By the time I wrote the third Kepler novel, though, I realized it would never be traditionally published. It was time to move on. I wrote Road Rules as a dare, channeling my inner Elmore Leonard. I wrote Holland Bay, partly mourning the end of The Wire, partly because I had seen and read so much about police in the late 2000s, and partly because Christopher Nolan built a new Gotham City, prompting me to build my own city. To me, the PI was dead, despite later botching a dive into the Kindle revolution to get out those last two Kepler novels.

But would I go back? I sort of did. I wanted to know what happened to Gypsy from the short story "Roofies," wrote a novella called Gypsy's Kiss (still sort of in print), and have a novel that needs expanding about Nick facing down Katrina in New Orleans. Actually, he's facing down the aftermath and a guy who thinks he's Jim Jones. Only Nick doesn't like Flavor-Ade. 

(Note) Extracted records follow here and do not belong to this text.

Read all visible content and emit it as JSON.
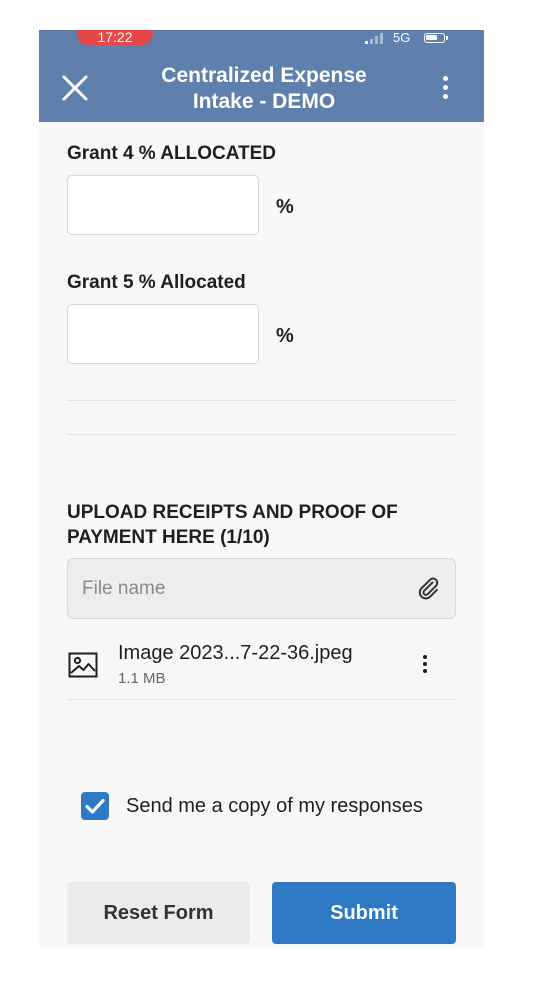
{
  "status_bar": {
    "time": "17:22",
    "network": "5G"
  },
  "header": {
    "title_line1": "Centralized Expense",
    "title_line2": "Intake - DEMO"
  },
  "form": {
    "grant4": {
      "label": "Grant 4 % ALLOCATED",
      "value": "",
      "suffix": "%"
    },
    "grant5": {
      "label": "Grant 5 % Allocated",
      "value": "",
      "suffix": "%"
    },
    "upload": {
      "label_line1": "UPLOAD RECEIPTS AND PROOF OF",
      "label_line2": "PAYMENT HERE (1/10)",
      "placeholder": "File name",
      "files": [
        {
          "name": "Image 2023...7-22-36.jpeg",
          "size": "1.1 MB",
          "icon": "image-icon"
        }
      ]
    },
    "send_copy": {
      "label": "Send me a copy of my responses",
      "checked": true
    },
    "reset_label": "Reset Form",
    "submit_label": "Submit"
  },
  "colors": {
    "header": "#5f80ad",
    "accent": "#2f78c4",
    "clock_pill": "#e64747"
  }
}
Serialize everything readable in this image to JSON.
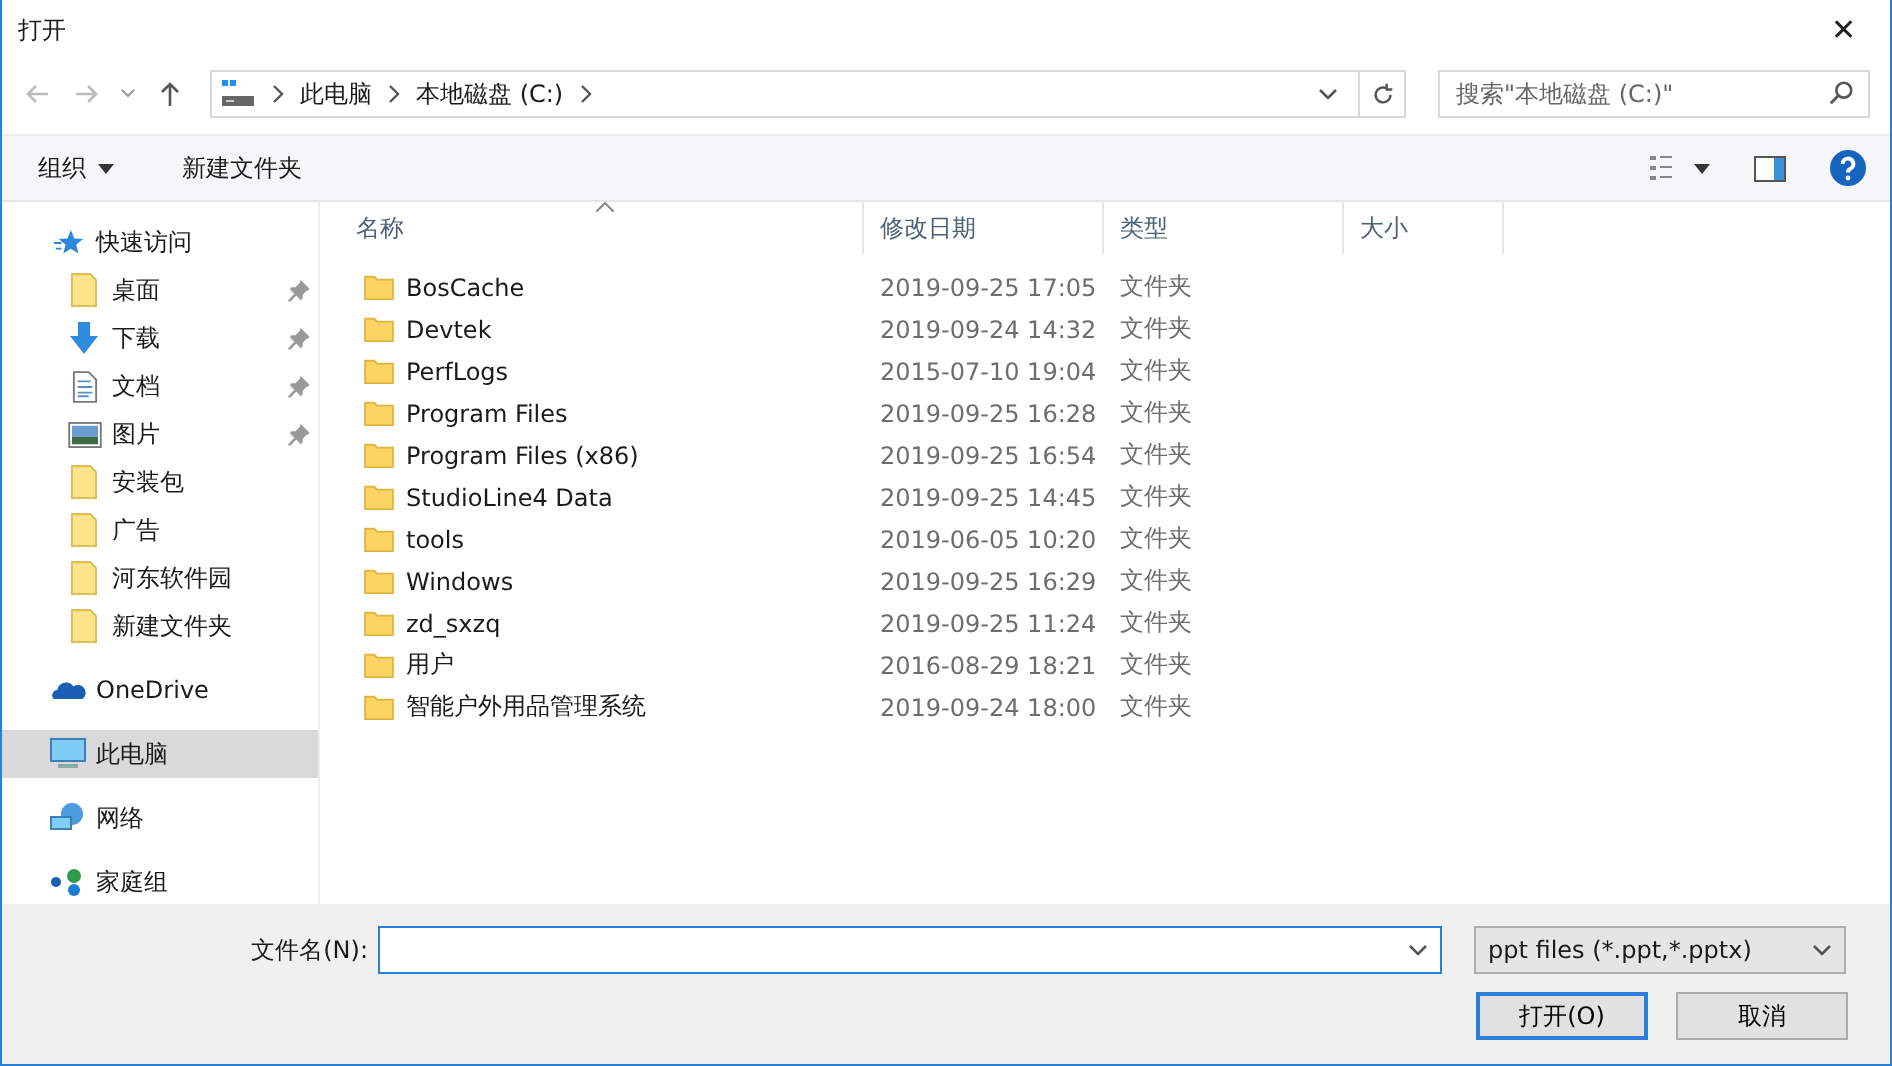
{
  "window": {
    "title": "打开",
    "close": "✕"
  },
  "address": {
    "path": [
      {
        "label": "此电脑"
      },
      {
        "label": "本地磁盘 (C:)"
      }
    ]
  },
  "search": {
    "placeholder": "搜索\"本地磁盘 (C:)\""
  },
  "toolbar": {
    "organize": "组织",
    "new_folder": "新建文件夹"
  },
  "sidebar": {
    "items": [
      {
        "label": "快速访问",
        "kind": "star",
        "pinned": false,
        "selected": false,
        "children": [
          {
            "label": "桌面",
            "kind": "folder",
            "pinned": true,
            "selected": false
          },
          {
            "label": "下载",
            "kind": "download",
            "pinned": true,
            "selected": false
          },
          {
            "label": "文档",
            "kind": "document",
            "pinned": true,
            "selected": false
          },
          {
            "label": "图片",
            "kind": "pictures",
            "pinned": true,
            "selected": false
          },
          {
            "label": "安装包",
            "kind": "folder",
            "pinned": false,
            "selected": false
          },
          {
            "label": "广告",
            "kind": "folder",
            "pinned": false,
            "selected": false
          },
          {
            "label": "河东软件园",
            "kind": "folder",
            "pinned": false,
            "selected": false
          },
          {
            "label": "新建文件夹",
            "kind": "folder",
            "pinned": false,
            "selected": false
          }
        ]
      },
      {
        "label": "OneDrive",
        "kind": "cloud",
        "pinned": false,
        "selected": false
      },
      {
        "label": "此电脑",
        "kind": "computer",
        "pinned": false,
        "selected": true
      },
      {
        "label": "网络",
        "kind": "network",
        "pinned": false,
        "selected": false
      },
      {
        "label": "家庭组",
        "kind": "homegroup",
        "pinned": false,
        "selected": false
      }
    ]
  },
  "table": {
    "columns": [
      {
        "label": "名称",
        "sorted": true
      },
      {
        "label": "修改日期",
        "sorted": false
      },
      {
        "label": "类型",
        "sorted": false
      },
      {
        "label": "大小",
        "sorted": false
      }
    ],
    "rows": [
      {
        "name": "BosCache",
        "date": "2019-09-25 17:05",
        "type": "文件夹"
      },
      {
        "name": "Devtek",
        "date": "2019-09-24 14:32",
        "type": "文件夹"
      },
      {
        "name": "PerfLogs",
        "date": "2015-07-10 19:04",
        "type": "文件夹"
      },
      {
        "name": "Program Files",
        "date": "2019-09-25 16:28",
        "type": "文件夹"
      },
      {
        "name": "Program Files (x86)",
        "date": "2019-09-25 16:54",
        "type": "文件夹"
      },
      {
        "name": "StudioLine4 Data",
        "date": "2019-09-25 14:45",
        "type": "文件夹"
      },
      {
        "name": "tools",
        "date": "2019-06-05 10:20",
        "type": "文件夹"
      },
      {
        "name": "Windows",
        "date": "2019-09-25 16:29",
        "type": "文件夹"
      },
      {
        "name": "zd_sxzq",
        "date": "2019-09-25 11:24",
        "type": "文件夹"
      },
      {
        "name": "用户",
        "date": "2016-08-29 18:21",
        "type": "文件夹"
      },
      {
        "name": "智能户外用品管理系统",
        "date": "2019-09-24 18:00",
        "type": "文件夹"
      }
    ]
  },
  "footer": {
    "filename_label": "文件名(N):",
    "filter": "ppt files (*.ppt,*.pptx)",
    "open": "打开(O)",
    "cancel": "取消"
  }
}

But the New Orleans novel, still in second draft, awaits a deeper rewrite. My focus in crime has been Holland Bay and its follow-ups. 

But is the PI dead? No, he's just morphed. Again. Like he always does. One need only look at Jack Irish, by the late Peter Temple. I've been watching the Australian series on Acorn. Guy Pearce's disheveled ex-lawyer isn't really a PI per se. He's a woodworker. He's a debt collector. He's kind of a lawyer. And he spends most of is time trying to piece his life back together. (And I will never forgive the antagonist of Season 2 for destroying that beautifully restored Studebaker.) But it's hard to compete. After all, James Bond continually reinvents himself, adapting to Jason Bourne and inspiring numerous spins on the character, including female agents. Marvel dominates, and DC profitably sputters on the big screen. And let's be honest, between the return of Star Trek (literally, in a couple of weeks with Captain Pike's last crew and James T. Kirk slated to appear next season) and more Leonardesque streamers like Better Call Saul and Ozark, the PI sometimes gets relegated to supporting character or even minion.

But can he be reinvented? I don't see why not. If we ignore Mark Wahlberg's Spenser (Really, a love letter to Boston with two familiar character names slapped onto the story), Spenser or even Marlowe are the perfect vehicles for the ten-episode season format. And to be honest, I prefer this. Britain, Ireland, and Australia have done this for decades instead of the long, hard-to-maintain 26-episode system used in the US and Canada. But an updated or period-set take on either character makes a very doable way to introduce to PI to a new generation. 

Hmm... The last Holland Bay novel I wrote is written like it's a ten-episode season. And the follow-up is outlined the same. Maybe there's hope to revive Nick after all.

Sidenote: I say that both the real and fictional PI have changed. Except, one morning not long after I moved to my current home, I drove through the neighboring town of Silverton, Ohio. The PIs I've met over the years occupied suites of offices in New York City or cookie-cutter offices in suburban office parks adjacent to law practices and insurance companies. I just happened to look up on my way to pick up a pizza when I saw a second story window with pebbled glass that read "Private Investigator" and had the phone number. Don't know who the person was, male or female, old or young, white or black, but there has to be a story there. It was like Archer stepped out of a battered paperback and into our world.